Dripping Springs is a moderately difficult seven-mile round trip hike down the Hermit Trail. The Hermit Trail is much more remote than the South Kaibab and Bright Angel trails, which are nearby the village and the visitor center, respectively. This added remoteness is a benefit as well as a drawback; those willing to endure the one-hour-plus shuttle bus ride on the red route to the Hermit Trailhead will be treated to a much less crowded and more tranquil Grand Canyon hiking experience.
Once you begin your hike, the first landmark you encounter is a spur marked ‘Waldron Trail’ one and a half miles in. It’s another mile or so after that to the Dripping Springs turn off point.
The trail to Dripping Springs is mostly flat. It contours several side-canyons on its way to the spring, which is hidden deep within an especially overgrown side-canyon. It’s hard to imagine how the early colonial residents of Grand Canyon managed to find Dripping Springs, or any other spring for that matter. When they did stumble upon it for the first time, they must have been awestruck by the strange wonder of the spring.

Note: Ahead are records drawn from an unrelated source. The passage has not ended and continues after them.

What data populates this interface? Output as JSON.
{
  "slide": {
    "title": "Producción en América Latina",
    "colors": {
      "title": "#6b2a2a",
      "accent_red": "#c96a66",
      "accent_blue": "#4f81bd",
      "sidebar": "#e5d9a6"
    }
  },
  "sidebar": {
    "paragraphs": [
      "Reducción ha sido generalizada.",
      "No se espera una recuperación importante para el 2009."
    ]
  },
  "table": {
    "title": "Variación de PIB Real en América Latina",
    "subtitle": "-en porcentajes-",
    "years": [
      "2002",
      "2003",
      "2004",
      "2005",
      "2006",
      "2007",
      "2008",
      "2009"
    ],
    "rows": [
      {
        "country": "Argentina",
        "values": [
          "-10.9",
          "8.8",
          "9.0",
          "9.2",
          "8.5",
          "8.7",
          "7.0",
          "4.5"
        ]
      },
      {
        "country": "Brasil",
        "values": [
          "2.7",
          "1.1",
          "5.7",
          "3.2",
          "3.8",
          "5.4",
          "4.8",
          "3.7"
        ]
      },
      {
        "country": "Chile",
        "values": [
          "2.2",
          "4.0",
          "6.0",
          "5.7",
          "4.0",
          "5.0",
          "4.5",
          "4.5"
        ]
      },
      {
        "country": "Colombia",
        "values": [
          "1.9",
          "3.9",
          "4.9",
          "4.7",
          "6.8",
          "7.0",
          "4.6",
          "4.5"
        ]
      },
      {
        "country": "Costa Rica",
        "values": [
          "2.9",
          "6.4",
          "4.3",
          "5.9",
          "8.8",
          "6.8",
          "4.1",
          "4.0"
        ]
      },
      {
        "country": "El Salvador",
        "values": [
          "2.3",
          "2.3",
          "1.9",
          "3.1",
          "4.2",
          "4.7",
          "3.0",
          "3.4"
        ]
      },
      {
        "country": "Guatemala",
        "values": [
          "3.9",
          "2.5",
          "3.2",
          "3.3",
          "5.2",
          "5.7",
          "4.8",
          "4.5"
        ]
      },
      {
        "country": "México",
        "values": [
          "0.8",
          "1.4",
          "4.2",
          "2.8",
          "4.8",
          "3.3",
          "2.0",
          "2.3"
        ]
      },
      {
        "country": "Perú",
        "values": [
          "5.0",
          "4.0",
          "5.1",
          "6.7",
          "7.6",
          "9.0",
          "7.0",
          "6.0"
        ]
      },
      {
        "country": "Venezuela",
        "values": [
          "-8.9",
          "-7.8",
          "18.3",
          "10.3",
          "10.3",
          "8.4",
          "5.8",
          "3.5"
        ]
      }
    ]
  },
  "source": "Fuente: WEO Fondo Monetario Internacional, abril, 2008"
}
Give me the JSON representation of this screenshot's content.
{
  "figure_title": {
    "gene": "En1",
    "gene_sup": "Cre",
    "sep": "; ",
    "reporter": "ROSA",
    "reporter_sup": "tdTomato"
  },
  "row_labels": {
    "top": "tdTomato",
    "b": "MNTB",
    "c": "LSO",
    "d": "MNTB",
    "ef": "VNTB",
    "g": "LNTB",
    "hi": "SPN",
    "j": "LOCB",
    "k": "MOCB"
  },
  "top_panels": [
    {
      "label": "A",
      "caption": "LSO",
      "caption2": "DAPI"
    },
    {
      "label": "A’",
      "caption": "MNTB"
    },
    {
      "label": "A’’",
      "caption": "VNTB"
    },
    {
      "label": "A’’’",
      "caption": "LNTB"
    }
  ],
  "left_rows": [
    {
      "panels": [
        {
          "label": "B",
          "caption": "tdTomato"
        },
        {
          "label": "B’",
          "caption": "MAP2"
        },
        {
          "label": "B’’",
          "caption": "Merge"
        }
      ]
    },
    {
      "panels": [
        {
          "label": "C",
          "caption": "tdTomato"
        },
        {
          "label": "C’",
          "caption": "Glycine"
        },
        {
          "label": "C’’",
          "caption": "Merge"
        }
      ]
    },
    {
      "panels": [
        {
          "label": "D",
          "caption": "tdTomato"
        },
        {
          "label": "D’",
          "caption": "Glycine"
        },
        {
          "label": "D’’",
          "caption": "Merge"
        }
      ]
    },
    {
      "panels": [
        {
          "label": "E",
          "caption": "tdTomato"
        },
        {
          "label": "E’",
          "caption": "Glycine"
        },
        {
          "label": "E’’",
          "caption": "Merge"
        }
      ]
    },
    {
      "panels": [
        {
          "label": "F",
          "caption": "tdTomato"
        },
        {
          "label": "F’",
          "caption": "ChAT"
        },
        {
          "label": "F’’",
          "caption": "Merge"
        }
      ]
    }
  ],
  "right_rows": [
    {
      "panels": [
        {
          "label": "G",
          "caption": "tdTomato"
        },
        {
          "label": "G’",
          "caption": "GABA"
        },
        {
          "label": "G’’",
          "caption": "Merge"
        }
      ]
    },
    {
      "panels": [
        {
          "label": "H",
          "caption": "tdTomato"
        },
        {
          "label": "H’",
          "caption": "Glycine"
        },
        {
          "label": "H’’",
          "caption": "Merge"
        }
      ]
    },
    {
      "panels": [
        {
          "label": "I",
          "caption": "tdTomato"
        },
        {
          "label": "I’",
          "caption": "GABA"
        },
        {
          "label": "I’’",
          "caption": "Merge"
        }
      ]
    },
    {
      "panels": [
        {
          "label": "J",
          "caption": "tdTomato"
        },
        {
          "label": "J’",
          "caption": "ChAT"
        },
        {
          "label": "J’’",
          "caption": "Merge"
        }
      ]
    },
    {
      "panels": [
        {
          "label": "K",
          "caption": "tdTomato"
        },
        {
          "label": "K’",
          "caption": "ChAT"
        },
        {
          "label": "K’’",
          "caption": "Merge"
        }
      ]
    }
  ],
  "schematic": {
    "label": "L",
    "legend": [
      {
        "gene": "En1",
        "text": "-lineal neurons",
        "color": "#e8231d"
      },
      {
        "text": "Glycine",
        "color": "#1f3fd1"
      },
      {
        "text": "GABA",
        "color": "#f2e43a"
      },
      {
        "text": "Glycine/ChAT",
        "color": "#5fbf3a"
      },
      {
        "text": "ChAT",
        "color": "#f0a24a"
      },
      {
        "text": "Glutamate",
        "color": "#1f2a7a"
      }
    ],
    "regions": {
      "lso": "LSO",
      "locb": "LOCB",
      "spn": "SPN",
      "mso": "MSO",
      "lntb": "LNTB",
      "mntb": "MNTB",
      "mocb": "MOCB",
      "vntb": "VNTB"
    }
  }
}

Dripping Springs emerges from a green patch hanging seemingly impossibly below a rocky overhang. A trickle of water drips constantly into a larger patch of greenery below, giving the spring its name. Hikers should be sure to filter the water, if they do choose to drink it.
Do yourself a favor and sit down for awhile, once you make it to the spring. Take your shoes off if you’re feeling extra hedonistic. It’s a long three and a half miles back uphill to Hermit’s Rest, and you might as well enjoy the beautiful spoils of your adventure.